Frequently, the parties to a contract will dispute the meaning of its terms and conditions, especially the amount of money actually due. When the dispute is genuine (and not the unjustified attempt of one party to avoid paying a sum clearly due), it can be settled by the parties’ agreement on a fixed sum as the amount due. This second agreement, which substitutes for the disputed first agreement, is called an accord, and when the payment or other term is discharged, the completed second contract is known as anaccord and satisfaction. A suit brought for an alleged breach of the original contract could be defended by citing the later accord and satisfaction.
An accord is a contract and must therefore be supported by consideration. Suppose Jan owes Andy $7,000, due November 1. On November 1, Jan pays only $3,500 in exchange for Andy’s promise to release Jan from the remainder of the debt. Has Andy (the promisor) made a binding promise? He has not, because there is no consideration for the accord. Jan has incurred no detriment; she has received something (release of the obligation to pay the remaining $3,500), but she has given up nothing. But if Jan and Andy had agreed that Jan would pay the $3,500 on October 25, then there would be consideration; Jan would have incurred a legal detriment by obligating herself to make a payment earlier than the original contract required her to. If Jan had paid the $3,500 on November 11 and had given Andy something else agreed to—a pen, a keg of beer, a peppercorn—the required detriment would also be present.

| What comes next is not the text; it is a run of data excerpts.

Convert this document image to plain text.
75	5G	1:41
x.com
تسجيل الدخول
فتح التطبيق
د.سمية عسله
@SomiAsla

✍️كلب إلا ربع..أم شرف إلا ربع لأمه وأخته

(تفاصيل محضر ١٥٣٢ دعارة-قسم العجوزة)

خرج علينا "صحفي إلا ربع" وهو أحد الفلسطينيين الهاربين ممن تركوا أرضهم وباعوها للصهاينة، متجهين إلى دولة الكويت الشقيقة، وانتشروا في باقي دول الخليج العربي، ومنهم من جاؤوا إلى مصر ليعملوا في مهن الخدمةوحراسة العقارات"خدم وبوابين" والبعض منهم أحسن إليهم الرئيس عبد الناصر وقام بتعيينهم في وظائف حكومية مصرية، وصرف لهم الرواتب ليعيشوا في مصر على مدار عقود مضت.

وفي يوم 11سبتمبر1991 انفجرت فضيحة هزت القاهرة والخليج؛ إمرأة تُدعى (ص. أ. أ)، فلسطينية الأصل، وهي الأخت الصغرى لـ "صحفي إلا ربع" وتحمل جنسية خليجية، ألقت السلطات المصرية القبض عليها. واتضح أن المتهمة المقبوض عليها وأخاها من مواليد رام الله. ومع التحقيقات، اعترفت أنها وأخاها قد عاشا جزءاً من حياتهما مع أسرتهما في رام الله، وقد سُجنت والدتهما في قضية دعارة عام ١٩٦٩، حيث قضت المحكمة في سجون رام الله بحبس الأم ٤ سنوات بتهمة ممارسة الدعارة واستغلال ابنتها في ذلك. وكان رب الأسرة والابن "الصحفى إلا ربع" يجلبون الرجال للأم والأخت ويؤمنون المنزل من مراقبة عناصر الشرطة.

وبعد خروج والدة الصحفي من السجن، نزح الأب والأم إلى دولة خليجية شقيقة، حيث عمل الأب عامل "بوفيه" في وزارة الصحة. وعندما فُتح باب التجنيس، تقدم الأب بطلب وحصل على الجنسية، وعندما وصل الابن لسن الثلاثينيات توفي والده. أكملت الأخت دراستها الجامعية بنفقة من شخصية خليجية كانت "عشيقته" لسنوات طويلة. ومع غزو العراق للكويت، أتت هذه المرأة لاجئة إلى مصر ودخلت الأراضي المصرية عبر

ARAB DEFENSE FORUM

Let’s take a look at some examples of the accord and satisfaction principle. The dispute that gives rise to the parties’ agreement to settle by an accord and satisfaction may come up in several typical ways: where there is an unliquidated debt; a disputed debt; an “in-full-payment check” for less than what the creditor claims is due; unforeseen difficulties that give rise to a contract modification, or a novation; or a composition among creditors. But no obligation ever arises—and no real legal dispute can arise—where a person promises a benefit if someone will do that which he has a preexisting obligation to, or where a person promises a benefit to someone not to do that which the promisee is already disallowed from doing, or where one makes an illusory promise.